Je hoche légèrement la tête pour approbation. Il me tire la deuxième chaise à sa gauche, m’invite à m’asseoir et j’accepte. J’avais oublié que le patriarche et son héritier s’installaient en bout de table, tandis que leur femme et leur fille sont à leur gauche. Pour ce qui est de leur fils et des autres hommes de leur entourage, ils sont à leur droite. Je n’ai jamais compris la raison de cette tradition, mais elle a toujours était respecté à la lettre. Me rappeler de ce détail à l’instant, me procure une sensation étrange. Peut-être que mon grand-père à raison… Peut-être bien que mes souvenirs vont revenir progressivement avec le temps.

    J’attends qu’Andreï ait fini de se servir pour faire de même. Je me sers un café noisette, un verre de jus d’orange, prend un pain au chocolat et je commence à grignoter.

— Tu m’as dit tout à l’heure que tu avais fait une licence professionnelle, laquelle est-ce ?

— Rédaction technique dans les métiers de la communication.

— Pour faire quel métier ?

— Il y en a plein. Mais j’ai choisi de devenir rédactrice web à mon compte, après avoir travaillé un an au service éditorial d’un journal hebdomadaire local.

— C’est un nouveau métier lié à l’Internet, c’est cela ?

— Oui. Je suis surprise que tu connaisses le web et ses métiers grand-père, sans vouloir t’offenser.

— Tu ne m’offenses pas au contraire. Je sais que le manoir n’a pas évolué depuis ton départ, mais comme tout se fait sur Internet maintenant, j’ai dû m’adapter à votre génération. Certes, l’apprentissage a été rude et je ne suis pas devenu un spécialiste de la toile ou des réseaux sociaux, mais je me débrouille un minimum avec les courriers électroniques et les tablettes tactiles.

— Est-ce que cela signifie qu’il y a internet dans le manoir ?

— Oui. Il y a deux ans des professionnels sont venus installer un boîtier pour que nous pussions l’avoir, malgré la forêt qui entoure la propriété.

La forêt… Elle est souvent dans mes rêves et particulièrement, un endroit. Sauf que j’ignore où il se trouve. Peut-être qu’en écumant les bois du manoir, je vais le trouver et qu’il m’apportera un début de réponse à mes questions.
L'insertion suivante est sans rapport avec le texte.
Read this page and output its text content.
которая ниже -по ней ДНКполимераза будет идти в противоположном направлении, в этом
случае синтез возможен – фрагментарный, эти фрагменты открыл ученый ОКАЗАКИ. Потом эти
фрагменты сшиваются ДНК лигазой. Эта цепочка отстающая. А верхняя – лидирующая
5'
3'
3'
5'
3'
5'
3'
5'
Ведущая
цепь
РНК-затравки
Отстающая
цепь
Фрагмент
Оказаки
Pour celles concernant les mystères de notre famille et l’assassinat de mes parents, Andreï est le plus à même à me répondre. Enfin, je l’espère. Cependant, je vais peut-être attendre un peu avant d’aborder le sujet. De plus, il me reste quelques textes à rédiger et à rendre pour le travail avant de pouvoir me concentrer pleinement sur ma quête.

— Qu’as-tu prévu de faire aujourd’hui ?, me demande-t-il.

— Je vais rédiger les textes qu’il me reste à faire pour le travail et toi ?

— Je dois me rendre ville tout à l’heure et ensuite, je vais certainement chasser dans la forêt.

— Est-ce que je pourrais t’accompagner pour la chasse ?, proposé-je.

— Bien sûr ! Il faudra juste que tu viennes avec moi pour choisir ton arme avant de partir.

— D’accord !, approuvé-je, le sourire aux lèvres.

La chasse est la principale activité et source de revenus de notre famille. Du moins, d’après les souvenirs qu’il me reste. J’ignore si c’est encore le cas aujourd’hui ou si mon grand-père fait ça pour le plaisir, mais pour moi, c’est l’occasion d’explorer la forêt et de partager un moment avec lui en tête-à-tête.